The acreage sits “between large acreage positions” that have been accumulated in southern Mississippi and South Louisiana’s Florida parishes, Barrell noted. According to data compiled by NGI’s Shale Daily, the biggest TMS acreage holders now are Encana Corp. (355,000), Indigo Minerals LLC (250,000), Devon Energy Corp. (208,000), EOG Resources Inc. (200,000) Goodrich Petroleum Corp. (134,200), Amelia (124,000) and Sinopec (102,000).
“Encana’s first TMS well came online with a 30-day IP [initial production rate] of 770 boe/d (90% oil),” according to Amelia. “Encana’s last two wells have had 30-day IPs over 1,000 boe/d (90% oil). Industry experts are estimating the latest round of wells will have EURs [estimated ultimate recoveries] above 500 million boe.”

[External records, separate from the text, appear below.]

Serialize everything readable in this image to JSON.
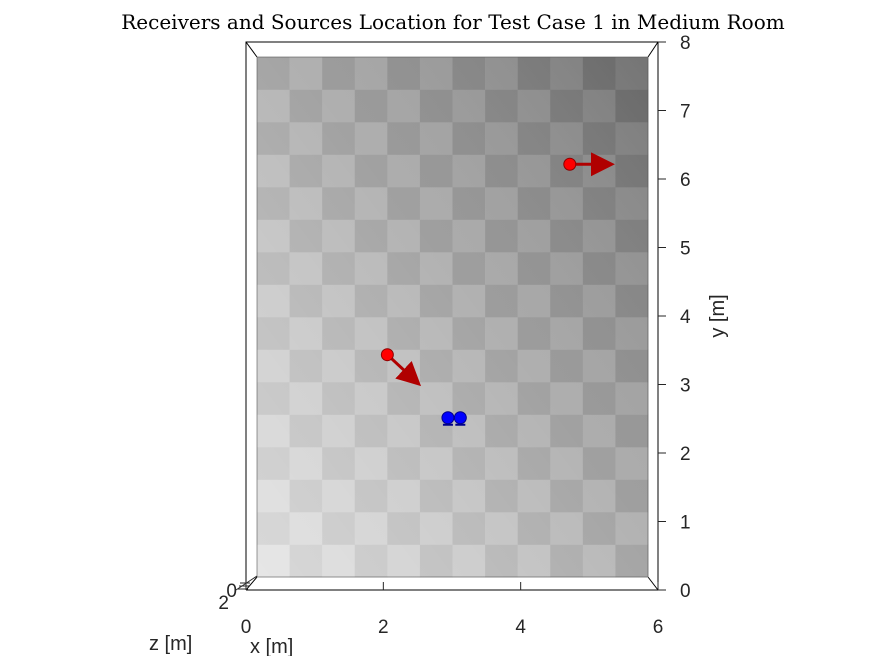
{
  "chart_data": {
    "type": "scatter",
    "title": "Receivers and Sources Location for Test Case 1 in Medium Room",
    "xlabel": "x [m]",
    "ylabel": "y [m]",
    "zlabel": "z [m]",
    "xlim": [
      0,
      6
    ],
    "ylim": [
      0,
      8
    ],
    "xticks": [
      "0",
      "2",
      "4",
      "6"
    ],
    "yticks": [
      "0",
      "1",
      "2",
      "3",
      "4",
      "5",
      "6",
      "7",
      "8"
    ],
    "zticks": [
      "0",
      "2"
    ],
    "view": "top-down 3D view of room floor",
    "floor_pattern": "checkerboard",
    "series": [
      {
        "role": "sources",
        "color": "#ff0000",
        "points": [
          {
            "x": 2.0,
            "y": 3.42,
            "dx": 0.45,
            "dy": -0.42
          },
          {
            "x": 4.8,
            "y": 6.35,
            "dx": 0.6,
            "dy": 0.0
          }
        ]
      },
      {
        "role": "receivers",
        "color": "#0000ff",
        "points": [
          {
            "x": 2.93,
            "y": 2.45
          },
          {
            "x": 3.12,
            "y": 2.45
          }
        ]
      }
    ]
  }
}
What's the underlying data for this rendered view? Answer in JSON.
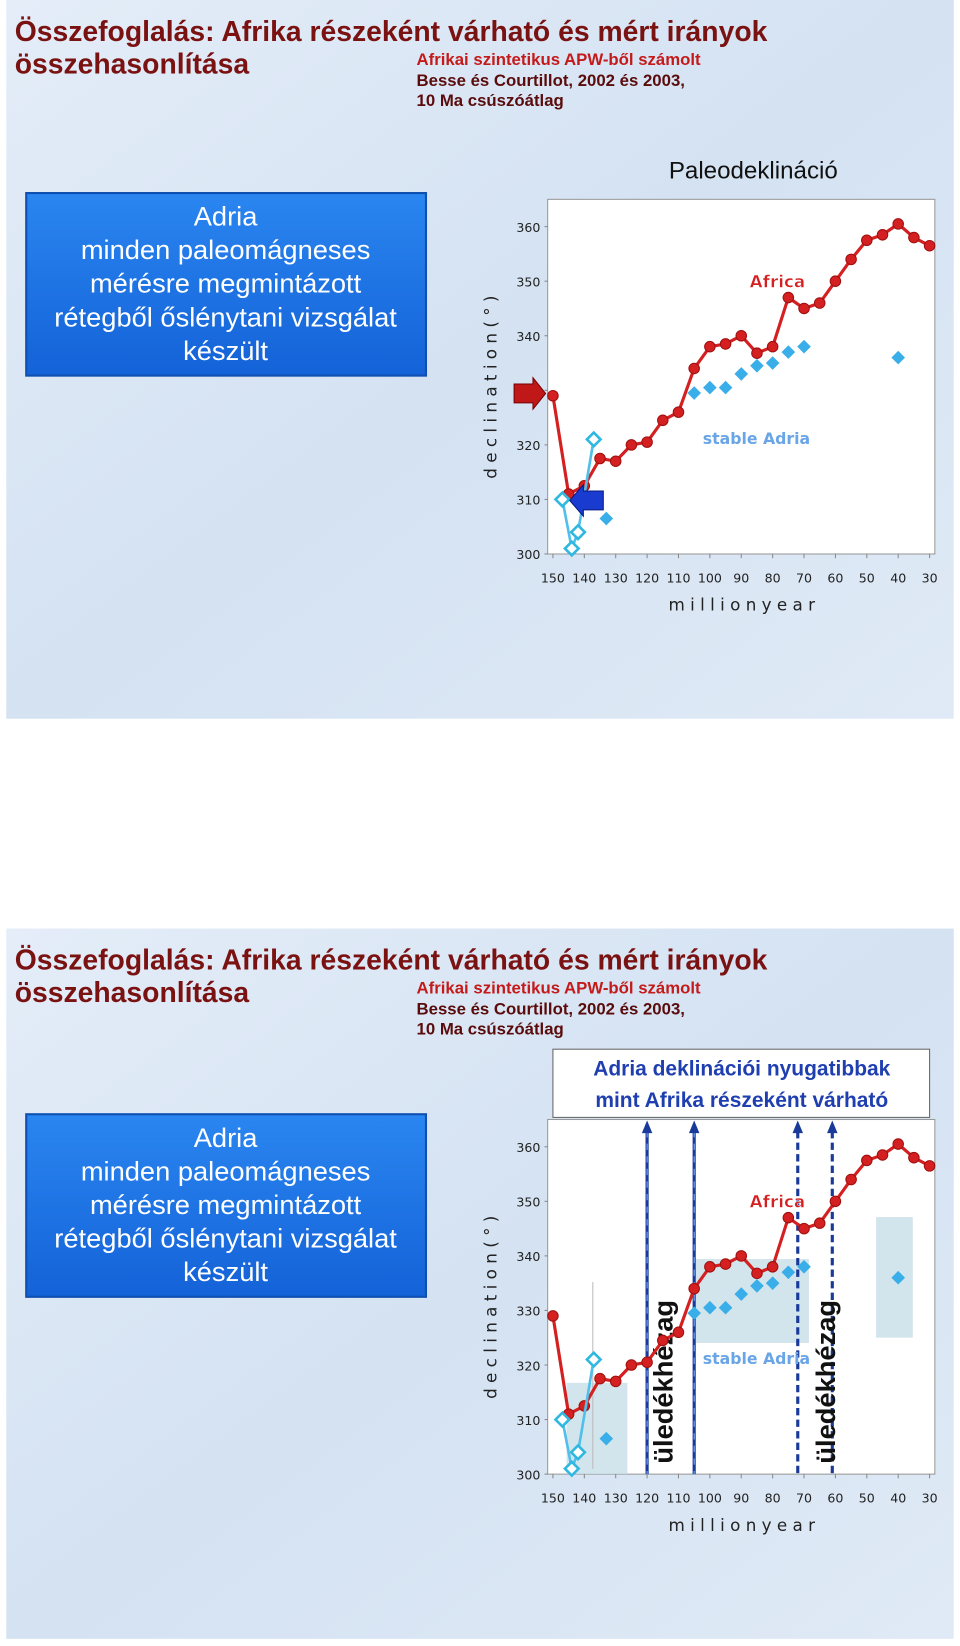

Encana’s management team in September put the TMS at the top of its liquids prospects list (see Shale Daily, Sept. 18, 2012).
EOG’s first horizontal TMS well, the touted Dupuy Land Co. 20H-1, had an “initial potential of 730 boe/d,” 90% weighted to oil, with an estimated drill and completion cost of $10.3 million, Barrell noted. Compensating for an estimated 75% first-year decline, EURs for the EOG well project are estimated at more than 535 million bbl of oil and 0.37 Bcf of natural gas, with a rate of return (ROR) of more than 70%.
In addition, results from the Austin Chalk also appear to be encouraging based on early results from Anadarko Petroleum Corp., Atinum Operating and Swift Energy Corp., according to Amelia. It said several “conventional prospects also exist in the Frio, Wilcox and Lower Tuscaloosa formations.”
The prospect brochure is available until Jan. 21 and the data room will be open until Jan. 29, according to Amelia. Bids are due by March 5, with a sales contract possibly in place by March 12. The closing is set “on or before” April 2.
U.S. Capital Advisors (USCA) analyst Cameron Horwitz, who published an indepth report about domestic exploration and production prospects this year, said the TMS is “still challenged with elevated well costs,” which made for a “high economic threshold.
“We see 2013 as a make-or-break year for the play,” with “material implications” for Goodrich, which USCA covers.
Horwitz said he plans to watch the production history for Encana’s operated Anderson wells “to see if rates stabilize in a range that suggests 500 million EURs as achievable,” which would be the “minimum required for acceptable ROR in our opinion.” The “biggest upcoming data points for us are Goodrich’s initial operated results and EOG/Halcon’s western step-out rates,” said Horwitz.
Goodrich indicated last July that one of its TMS well flows was more than 1,000 boe/d (see Shale Daily, May 24, 2012). The producer plans to spend the bulk of its 2013 capital budget to drill for oil in the Eagle Ford and the TMS (see Shale Daily, Jan. 4).